Siete miembros de la familia Porral consiguieron montar una empresa de carpintería metálica que el año pasado facturó más de 1,2 millones
06 jun 2010 . Actualizado a las 02:00 h.Tras casarse muy jóvenes, Celso Porral Novoa y Pilar Iglesias Valcárcel se embarcaron sin miramientos en la tarea de la procreación y consiguieron reunir ocho retoños, como en los viejos tiempos. El primero solo tiene 19 años menos que el progenitor, o más adecuadamente, el padre solo tiene 19 años más que el hijo mayor.
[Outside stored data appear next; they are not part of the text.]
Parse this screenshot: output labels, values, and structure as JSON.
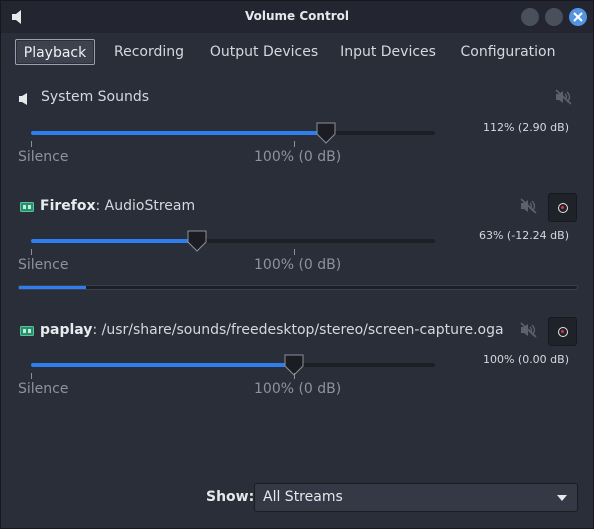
{
  "window": {
    "title": "Volume Control"
  },
  "tabs": [
    {
      "label": "Playback",
      "active": true
    },
    {
      "label": "Recording",
      "active": false
    },
    {
      "label": "Output Devices",
      "active": false
    },
    {
      "label": "Input Devices",
      "active": false
    },
    {
      "label": "Configuration",
      "active": false
    }
  ],
  "streams": [
    {
      "name": "System Sounds",
      "app": "",
      "icon": "speaker-icon",
      "volume_text": "112% (2.90 dB)",
      "volume_fraction": 0.73,
      "scale_labels": {
        "min": "Silence",
        "mid": "100% (0 dB)"
      },
      "has_lock": false
    },
    {
      "name": "Firefox",
      "app": ": AudioStream",
      "icon": "audio-card-icon",
      "volume_text": "63% (-12.24 dB)",
      "volume_fraction": 0.41,
      "scale_labels": {
        "min": "Silence",
        "mid": "100% (0 dB)"
      },
      "has_lock": true,
      "peak_fraction": 0.12
    },
    {
      "name": "paplay",
      "app": ": /usr/share/sounds/freedesktop/stereo/screen-capture.oga",
      "icon": "audio-card-icon",
      "volume_text": "100% (0.00 dB)",
      "volume_fraction": 0.65,
      "scale_labels": {
        "min": "Silence",
        "mid": "100% (0 dB)"
      },
      "has_lock": true
    }
  ],
  "bottom": {
    "show_label": "Show:",
    "show_value": "All Streams"
  },
  "colors": {
    "accent": "#2d7ef1",
    "close_button": "#5294e2",
    "lock_dot": "#e0304a"
  }
}
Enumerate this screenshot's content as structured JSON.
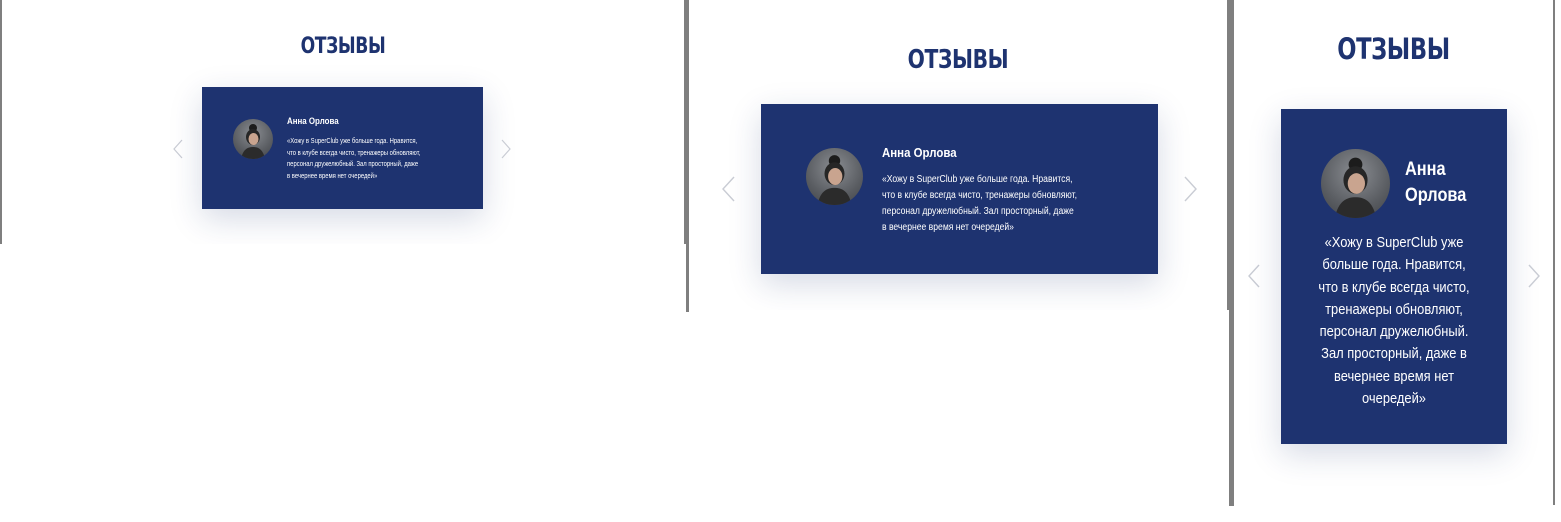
{
  "section_title": "ОТЗЫВЫ",
  "review": {
    "name": "Анна Орлова",
    "name_line1": "Анна",
    "name_line2": "Орлова",
    "quote": "«Хожу в SuperClub уже больше года. Нравится, что в клубе всегда чисто, тренажеры обновляют, персонал дружелюбный. Зал просторный, даже в вечернее время нет очередей»",
    "quote_lines_wide": [
      "«Хожу в SuperClub уже больше года. Нравится,",
      "что в клубе всегда чисто, тренажеры обновляют,",
      "персонал дружелюбный. Зал просторный, даже",
      "в вечернее время нет очередей»"
    ],
    "quote_lines_narrow": [
      "«Хожу в SuperClub уже",
      "больше года. Нравится,",
      "что в клубе всегда чисто,",
      "тренажеры обновляют,",
      "персонал дружелюбный.",
      "Зал просторный, даже в",
      "вечернее время нет",
      "очередей»"
    ]
  },
  "colors": {
    "brand_navy": "#1e3370",
    "arrow_gray": "#c9ccd4",
    "divider_gray": "#7f7f7f"
  },
  "icons": {
    "prev": "chevron-left-icon",
    "next": "chevron-right-icon",
    "avatar": "user-photo"
  }
}
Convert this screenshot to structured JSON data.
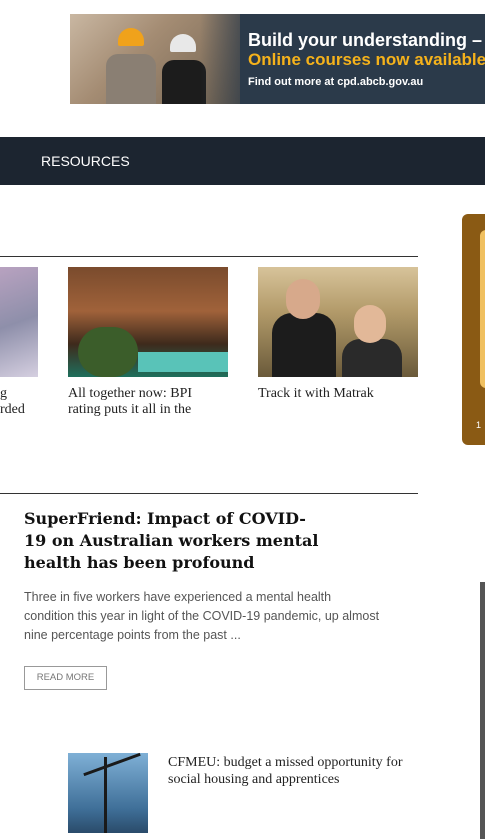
{
  "banner": {
    "line1": "Build your understanding – w",
    "line2": "Online courses now available!",
    "line3": "Find out more at cpd.abcb.gov.au"
  },
  "nav": {
    "items": [
      "RESOURCES"
    ]
  },
  "thumbs": [
    {
      "caption": "g\nrded"
    },
    {
      "caption": "All together now: BPI\nrating puts it all in the"
    },
    {
      "caption": "Track it with Matrak"
    }
  ],
  "article": {
    "title": "SuperFriend: Impact of COVID-19 on Australian workers mental health has been profound",
    "excerpt": "Three in five workers have experienced a mental health condition this year in light of the COVID-19 pandemic, up almost nine percentage points from the past ...",
    "button": "READ MORE"
  },
  "small_article": {
    "title": "CFMEU: budget a missed opportunity for social housing and apprentices"
  },
  "sidebar": {
    "number": "1"
  },
  "colors": {
    "nav_bg": "#1c2530",
    "accent": "#f5b21b",
    "side_box": "#8a5a14"
  }
}
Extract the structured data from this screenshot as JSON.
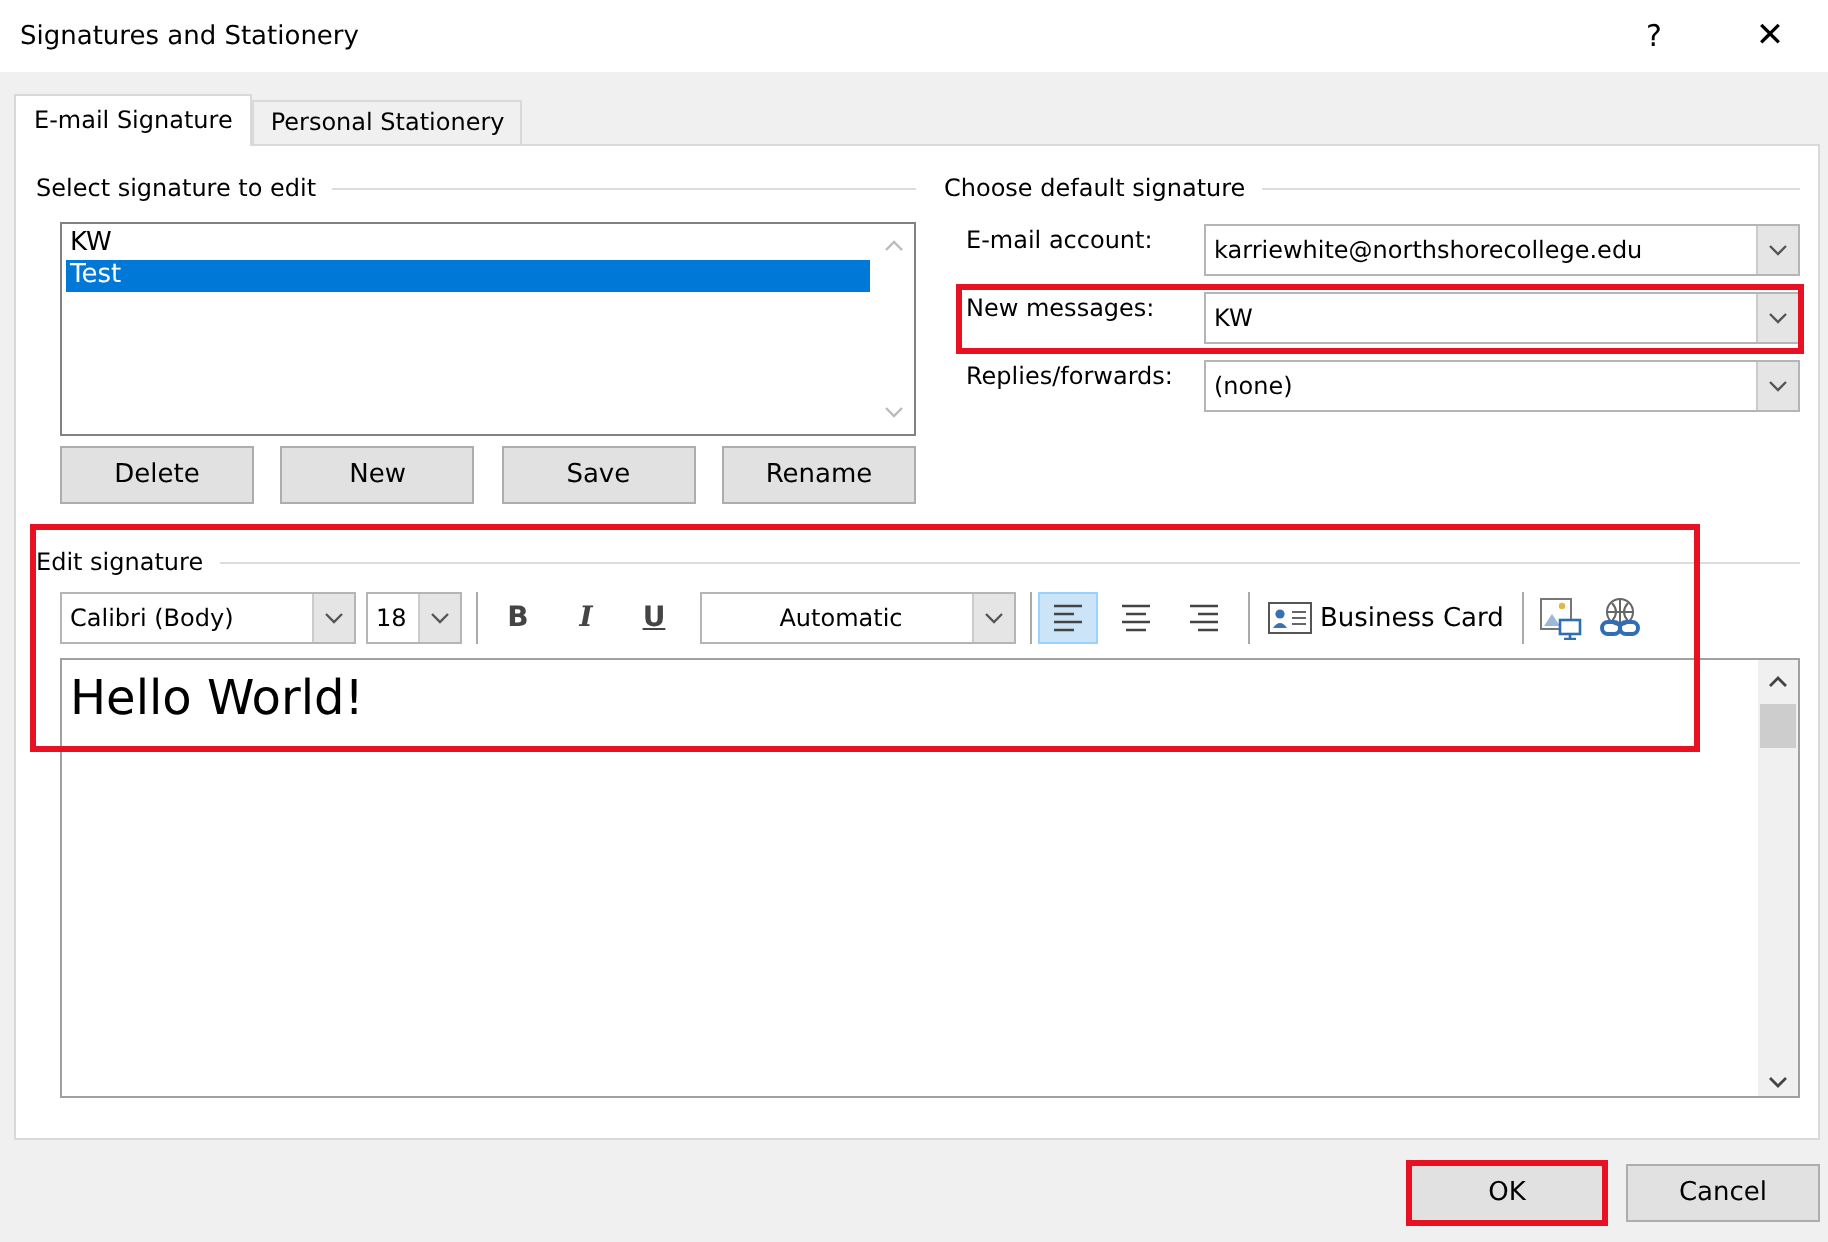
{
  "window": {
    "title": "Signatures and Stationery",
    "help": "?",
    "close": "✕"
  },
  "tabs": [
    {
      "label": "E-mail Signature",
      "selected": true
    },
    {
      "label": "Personal Stationery",
      "selected": false
    }
  ],
  "select_signature": {
    "legend": "Select signature to edit",
    "items": [
      {
        "label": "KW",
        "selected": false
      },
      {
        "label": "Test",
        "selected": true
      }
    ],
    "buttons": [
      {
        "label": "Delete"
      },
      {
        "label": "New"
      },
      {
        "label": "Save"
      },
      {
        "label": "Rename"
      }
    ]
  },
  "default_signature": {
    "legend": "Choose default signature",
    "fields": [
      {
        "label": "E-mail account:",
        "value": "karriewhite@northshorecollege.edu",
        "highlighted": false
      },
      {
        "label": "New messages:",
        "value": "KW",
        "highlighted": true
      },
      {
        "label": "Replies/forwards:",
        "value": "(none)",
        "highlighted": false
      }
    ]
  },
  "edit_signature": {
    "legend": "Edit signature",
    "highlighted": true,
    "font": "Calibri (Body)",
    "size": "18",
    "format_buttons": [
      {
        "label": "B",
        "kind": "bold"
      },
      {
        "label": "I",
        "kind": "italic"
      },
      {
        "label": "U",
        "kind": "underline"
      }
    ],
    "font_color": "Automatic",
    "align": [
      {
        "kind": "left",
        "selected": true
      },
      {
        "kind": "center",
        "selected": false
      },
      {
        "kind": "right",
        "selected": false
      }
    ],
    "business_card": {
      "label": "Business Card"
    },
    "body": "Hello World!"
  },
  "buttons": [
    {
      "label": "OK",
      "highlighted": true
    },
    {
      "label": "Cancel",
      "highlighted": false
    }
  ]
}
Pero el matrimonio fue consecuente y no solamente buscó los garbanzos para la comida sino que le proporcionó empleo a la prole. Actualmente la familia tiene en As Gándaras una empresa de aluminio y carpintería metálica, Alupo, en la que trabajan Celso y seis de sus ocho hijos. Cada uno tiene su propio cometido y el padre pica un poco en todas las secciones, consiguiendo que el negocio vaya bien y siga en constante expansión. Comenzaron haciendo ventanas de aluminio pero actualmente también comercializan en PVC y hacen todo tipo de trabajos en hierro y acero inoxidable, según señala Javier.
Celso empezó a trabajar con el aluminio en una empresa de su Lalín natal. Se marchó a Barcelona y conoció a Pilar, de Triacastela; posteriormente vivieron un año en Bilbao y allí también trabajó con este metal. Hace 34 años regresaron y se establecieron en Lugo, empleándose en una carpintería metálica. Transcurrido un lustro montó la suya en Hermanos Carro.
El local era tan pequeño que tenía que sacar por una ventana las barras de aluminio. Eso sí, el instrumental lo conseguía guardar dentro al completo: una sierra de mano, una lima y un destornillador. Como aún era capaz de acomodarse en menos espacio, compartió los 50 metros cuadrados con un carpintero. Los encargos eran todos de particulares y cuando remataba una ventana la colgaba del hombro y la llevaba a pie a su destino, para colocarla.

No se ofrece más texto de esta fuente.